🤖 AI Summary
This work investigates the intrinsic mechanisms by which adversarial attacks circumvent safety alignment in large language models (LLMs). Focusing on the core safety behavior—refusing harmful requests—we introduce the novel concept of *representation independence*, distinguishing linear orthogonality from causal independence. Leveraging gradient-based representation engineering, directional intervention analysis, and concept cone modeling, we discover that the activation space contains multiple orthogonal, functionally independent, and mechanistically separable refusal subspaces, collectively forming a high-dimensional concept cone—contrary to the conventional assumption of a single refusal axis.
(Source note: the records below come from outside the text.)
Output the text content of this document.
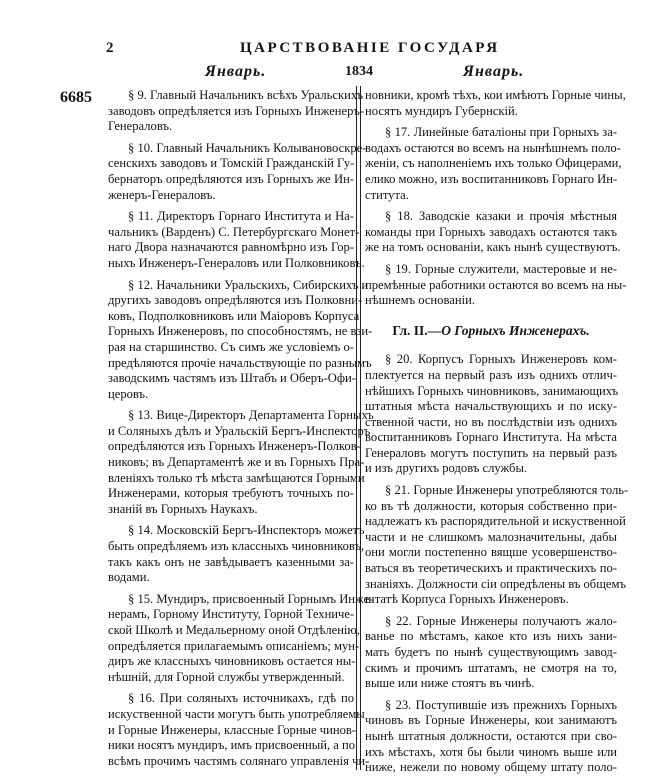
2	ЦАРСТВОВАНІЕ ГОСУДАРЯ
Январь.	1834	Январь.
6685	§ 9. Главный Начальникъ всѣхъ Уральскихъ
заводовъ опредѣляется изъ Горныхъ Инженеръ-
Генераловъ.
§ 10. Главный Начальникъ Колывановоскре-
сенскихъ заводовъ и Томскій Гражданскій Гу-
бернаторъ опредѣляются изъ Горныхъ же Ин-
женеръ-Генераловъ.
§ 11. Директоръ Горнаго Института и На-
чальникъ (Варденъ) С. Петербургскаго Монет-
наго Двора назначаются равномѣрно изъ Гор-
ныхъ Инженеръ-Генераловъ или Полковниковъ.
§ 12. Начальники Уральскихъ, Сибирскихъ и
другихъ заводовъ опредѣляются изъ Полковни-
ковъ, Подполковниковъ или Маіоровъ Корпуса
Горныхъ Инженеровъ, по способностямъ, не взи-
рая на старшинство. Съ симъ же условіемъ о-
предѣляются прочіе начальствующіе по разнымъ
заводскимъ частямъ изъ Штабъ и Оберъ-Офи-
церовъ.
§ 13. Вице-Директоръ Департамента Горныхъ
и Соляныхъ дѣлъ и Уральскій Бергъ-Инспекторъ
опредѣляются изъ Горныхъ Инженеръ-Полков-
никовъ; въ Департаментѣ же и въ Горныхъ Пра-
вленіяхъ только тѣ мѣста замѣщаются Горными
Инженерами, которыя требуютъ точныхъ по-
знаній въ Горныхъ Наукахъ.
§ 14. Московскій Бергъ-Инспекторъ можетъ
быть опредѣляемъ изъ классныхъ чиновниковъ,
такъ какъ онъ не завѣдываетъ казенными за-
водами.
§ 15. Мундиръ, присвоенный Горнымъ Инже-
нерамъ, Горному Институту, Горной Техниче-
ской Школѣ и Медальерному оной Отдѣленію,
опредѣляется прилагаемымъ описаніемъ; мун-
диръ же классныхъ чиновниковъ остается ны-
нѣшній, для Горной службы утвержденный.
§ 16. При соляныхъ источникахъ, гдѣ по
искуственной части могутъ быть употребляемы
и Горные Инженеры, классные Горные чинов-
ники носятъ мундиръ, имъ присвоенный, а по
всѣмъ прочимъ частямъ солянаго управленія чи-
новники, кромѣ тѣхъ, кои имѣютъ Горные чины,
носятъ мундиръ Губернскій.
§ 17. Линейные баталіоны при Горныхъ за-
водахъ остаются во всемъ на нынѣшнемъ поло-
женіи, съ наполненіемъ ихъ только Офицерами,
елико можно, изъ воспитанниковъ Горнаго Ин-
ститута.
§ 18. Заводскіе казаки и прочія мѣстныя
команды при Горныхъ заводахъ остаются такъ
же на томъ основаніи, какъ нынѣ существуютъ.
§ 19. Горные служители, мастеровые и не-
премѣнные работники остаются во всемъ на ны-
нѣшнемъ основаніи.
Гл. II.—О Горныхъ Инженерахъ.
§ 20. Корпусъ Горныхъ Инженеровъ ком-
плектуется на первый разъ изъ однихъ отлич-
нѣйшихъ Горныхъ чиновниковъ, занимающихъ
штатныя мѣста начальствующихъ и по иску-
ственной части, но въ послѣдствіи изъ однихъ
воспитанниковъ Горнаго Института. На мѣста
Генераловъ могутъ поступить на первый разъ
и изъ другихъ родовъ службы.
§ 21. Горные Инженеры употребляются толь-
ко въ тѣ должности, которыя собственно при-
надлежатъ къ распорядительной и искуственной
части и не слишкомъ малозначительны, дабы
они могли постепенно вящше усовершенство-
ваться въ теоретическихъ и практическихъ по-
знаніяхъ. Должности сіи опредѣлены въ общемъ
штатѣ Корпуса Горныхъ Инженеровъ.
§ 22. Горные Инженеры получаютъ жало-
ванье по мѣстамъ, какое кто изъ нихъ зани-
мать будетъ по нынѣ существующимъ завод-
скимъ и прочимъ штатамъ, не смотря на то,
выше или ниже стоятъ въ чинѣ.
§ 23. Поступившіе изъ прежнихъ Горныхъ
чиновъ въ Горные Инженеры, кои занимаютъ
нынѣ штатныя должности, остаются при сво-
ихъ мѣстахъ, хотя бы были чиномъ выше или
ниже, нежели по новому общему штату поло-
Empirical results demonstrate that LLM refusal emerges from the synergistic interplay of multiple distinct mechanisms; each refusal direction is both interpretable and intervenable. This work establishes the first geometrically grounded, decomposable, and intervenable mechanistic foundation for safety alignment in LLMs.
📝 Abstract
The safety alignment of large language models (LLMs) can be circumvented through adversarially crafted inputs, yet the mechanisms by which these attacks bypass safety barriers remain poorly understood. Prior work suggests that a single refusal direction in the model's activation space determines whether an LLM refuses a request. In this study, we propose a novel gradient-based approach to representation engineering and use it to identify refusal directions. Contrary to prior work, we uncover multiple independent directions and even multi-dimensional concept cones that mediate refusal. Moreover, we show that orthogonality alone does not imply independence under intervention, motivating the notion of representational independence that accounts for both linear and non-linear effects. Using this framework, we identify mechanistically independent refusal directions. We show that refusal mechanisms in LLMs are governed by complex spatial structures and identify functionally independent directions, confirming that multiple distinct mechanisms drive refusal behavior. Our gradient-based approach uncovers these mechanisms and can further serve as a foundation for future work on understanding LLMs.